Hierarchical Clustering
Unlike K-means clustering, hierarchical clustering does not require a pre-specified number of clusters.
Table of contents
Dendrogram
Hierarchical clustering produces a tree-based representation called a dendrogram.
Bottom-Up / Agglomerative
This is the most common type of hierarchical clustering.
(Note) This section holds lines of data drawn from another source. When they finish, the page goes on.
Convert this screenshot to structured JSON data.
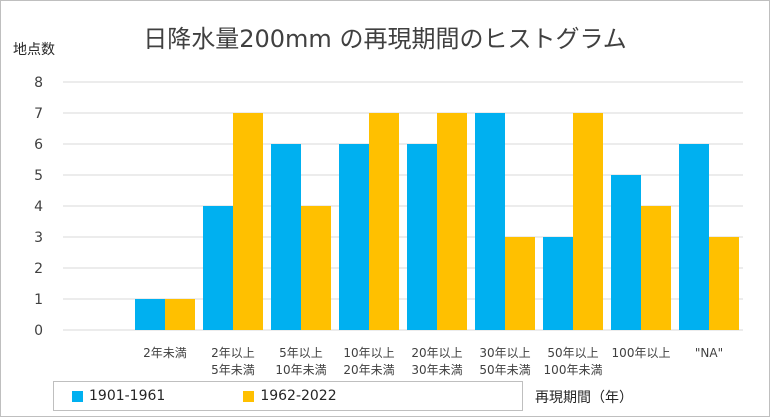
{
  "chart_data": {
    "type": "bar",
    "title": "日降水量200mm の再現期間のヒストグラム",
    "ylabel": "地点数",
    "xlabel": "再現期間（年）",
    "ylim": [
      0,
      8
    ],
    "yticks": [
      0,
      1,
      2,
      3,
      4,
      5,
      6,
      7,
      8
    ],
    "grid": true,
    "legend_position": "bottom-left",
    "categories": [
      [
        "",
        ""
      ],
      [
        "2年未満",
        ""
      ],
      [
        "2年以上",
        "5年未満"
      ],
      [
        "5年以上",
        "10年未満"
      ],
      [
        "10年以上",
        "20年未満"
      ],
      [
        "20年以上",
        "30年未満"
      ],
      [
        "30年以上",
        "50年未満"
      ],
      [
        "50年以上",
        "100年未満"
      ],
      [
        "100年以上",
        ""
      ],
      [
        "\"NA\"",
        ""
      ]
    ],
    "series": [
      {
        "name": "1901-1961",
        "color": "#00B0F0",
        "values": [
          0,
          1,
          4,
          6,
          6,
          6,
          7,
          3,
          5,
          6
        ]
      },
      {
        "name": "1962-2022",
        "color": "#FFC000",
        "values": [
          0,
          1,
          7,
          4,
          7,
          7,
          3,
          7,
          4,
          3
        ]
      }
    ]
  }
}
We start from single leaves, each representing their own cluster, and we start merging them into larger trunks.
In this circumstance, we have an upside-down looking dendrogram.
Hierarchical Clustering Algorithm
- Initially, each observation is its own cluster.
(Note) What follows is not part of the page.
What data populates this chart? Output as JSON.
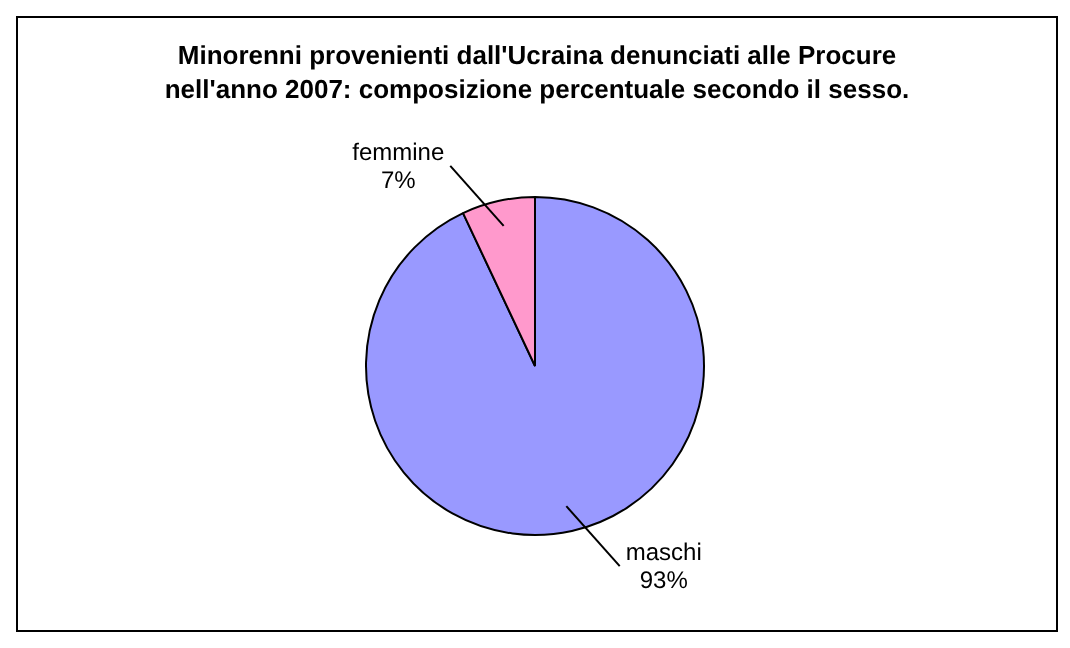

- For cluster numbers $n, n-1, \ldots, 2$:
- Compute all pairwise dissimilarities between clusters $n \choose 2$.
- Identify the two clusters that are most similar, and merge them into a single cluster.
Reading the dendrogram
On each iteration, only a single pair of clusters is merged.
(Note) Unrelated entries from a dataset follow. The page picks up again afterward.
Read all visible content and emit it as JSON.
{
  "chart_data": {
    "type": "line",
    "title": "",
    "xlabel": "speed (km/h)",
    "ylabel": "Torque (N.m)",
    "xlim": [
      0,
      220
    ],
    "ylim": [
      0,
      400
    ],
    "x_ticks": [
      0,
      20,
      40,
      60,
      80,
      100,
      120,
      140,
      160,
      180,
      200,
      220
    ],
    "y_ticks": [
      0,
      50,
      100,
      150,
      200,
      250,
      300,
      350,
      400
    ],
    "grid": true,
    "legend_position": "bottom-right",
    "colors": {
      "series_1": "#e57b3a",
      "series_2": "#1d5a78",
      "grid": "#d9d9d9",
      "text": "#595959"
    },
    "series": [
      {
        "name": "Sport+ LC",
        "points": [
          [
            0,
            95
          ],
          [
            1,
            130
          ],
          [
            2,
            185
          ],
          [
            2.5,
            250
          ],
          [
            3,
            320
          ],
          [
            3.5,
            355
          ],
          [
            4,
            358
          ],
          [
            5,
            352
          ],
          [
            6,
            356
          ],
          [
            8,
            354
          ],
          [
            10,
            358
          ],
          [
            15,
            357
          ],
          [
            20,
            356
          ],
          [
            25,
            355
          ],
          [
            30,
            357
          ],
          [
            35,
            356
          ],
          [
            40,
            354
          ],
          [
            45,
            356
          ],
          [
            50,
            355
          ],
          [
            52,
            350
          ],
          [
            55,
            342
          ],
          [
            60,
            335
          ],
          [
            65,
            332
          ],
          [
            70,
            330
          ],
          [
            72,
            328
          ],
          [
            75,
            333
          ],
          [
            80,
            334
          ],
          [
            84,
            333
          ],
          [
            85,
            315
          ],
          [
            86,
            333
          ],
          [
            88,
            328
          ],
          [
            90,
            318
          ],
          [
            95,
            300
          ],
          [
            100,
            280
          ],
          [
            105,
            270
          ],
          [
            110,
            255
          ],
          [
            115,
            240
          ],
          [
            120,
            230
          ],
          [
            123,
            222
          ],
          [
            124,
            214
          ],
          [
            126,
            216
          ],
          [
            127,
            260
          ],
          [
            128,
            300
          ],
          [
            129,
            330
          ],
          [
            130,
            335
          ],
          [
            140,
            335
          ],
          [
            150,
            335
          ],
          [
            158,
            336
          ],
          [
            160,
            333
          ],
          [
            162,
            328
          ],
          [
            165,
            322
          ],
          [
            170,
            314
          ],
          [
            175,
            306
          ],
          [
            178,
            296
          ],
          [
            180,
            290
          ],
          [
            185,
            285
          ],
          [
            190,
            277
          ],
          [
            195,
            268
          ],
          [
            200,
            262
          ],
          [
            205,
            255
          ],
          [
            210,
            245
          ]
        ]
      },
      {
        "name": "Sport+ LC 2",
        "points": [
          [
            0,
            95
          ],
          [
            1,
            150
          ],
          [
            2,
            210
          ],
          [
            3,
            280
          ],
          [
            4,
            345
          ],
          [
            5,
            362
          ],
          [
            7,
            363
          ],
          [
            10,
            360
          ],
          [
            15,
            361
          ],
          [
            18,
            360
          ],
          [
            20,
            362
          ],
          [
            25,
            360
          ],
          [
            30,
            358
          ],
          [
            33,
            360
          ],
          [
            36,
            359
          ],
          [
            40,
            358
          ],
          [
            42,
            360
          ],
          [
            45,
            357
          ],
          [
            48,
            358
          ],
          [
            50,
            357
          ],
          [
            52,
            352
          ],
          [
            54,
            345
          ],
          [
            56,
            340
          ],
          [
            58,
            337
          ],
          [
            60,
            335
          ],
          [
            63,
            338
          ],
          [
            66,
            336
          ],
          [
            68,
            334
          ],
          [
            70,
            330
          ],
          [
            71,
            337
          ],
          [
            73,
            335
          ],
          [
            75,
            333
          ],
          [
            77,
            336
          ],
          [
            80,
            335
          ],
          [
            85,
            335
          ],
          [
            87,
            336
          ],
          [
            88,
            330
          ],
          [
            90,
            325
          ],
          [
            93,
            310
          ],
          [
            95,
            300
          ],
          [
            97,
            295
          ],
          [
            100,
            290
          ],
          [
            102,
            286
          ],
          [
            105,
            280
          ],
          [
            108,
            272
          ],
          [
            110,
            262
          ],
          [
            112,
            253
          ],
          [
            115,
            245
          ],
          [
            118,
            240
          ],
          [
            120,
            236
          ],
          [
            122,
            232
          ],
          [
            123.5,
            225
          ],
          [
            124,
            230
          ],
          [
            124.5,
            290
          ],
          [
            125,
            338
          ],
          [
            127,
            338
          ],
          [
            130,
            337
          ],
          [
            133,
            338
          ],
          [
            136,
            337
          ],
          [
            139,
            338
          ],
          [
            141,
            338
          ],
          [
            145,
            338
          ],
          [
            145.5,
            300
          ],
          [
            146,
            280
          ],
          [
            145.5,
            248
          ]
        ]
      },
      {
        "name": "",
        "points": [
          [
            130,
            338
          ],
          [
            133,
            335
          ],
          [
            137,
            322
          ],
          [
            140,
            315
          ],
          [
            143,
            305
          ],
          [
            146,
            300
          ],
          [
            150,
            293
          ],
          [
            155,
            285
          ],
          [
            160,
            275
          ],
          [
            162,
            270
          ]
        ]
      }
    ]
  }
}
In the dendrogram above, the first pair of clusters to merge was 5 and 7, then 1 and 6, and so on.
Choice of Linkage
There are several different ways to measure dissimilarity between two clusters.
Euclidean distance is most commonly used as a measure, but we also need to decide how each cluster is represented so that their dissimilarity can be calculated.
Depending on the linkage used, the resulting dendrogram may look different.
Not one approach is superior to the other, it all depends on purpose.
- Single Linkage: Out of all pairwise dissimilarities between observations in two clusters, use the minimal dissimilarity.
- Complete Linkage: Out of all pairwise dissimilarities between observations in two clusters, use the maximal dissimilarity.
- Centroid Linkage: Calculate the centroid of each cluster, and use the dissimilarity between the centroids.
- Average Linkage: Calculate all pairwise dissimilarities between observations in two clusters, and use the average.
Do not confuse average linkage with centroid linkage.
Scaling Matters
Just like any other unsupervised learning method, it is crucial to standardize features before applying hierarchical clustering.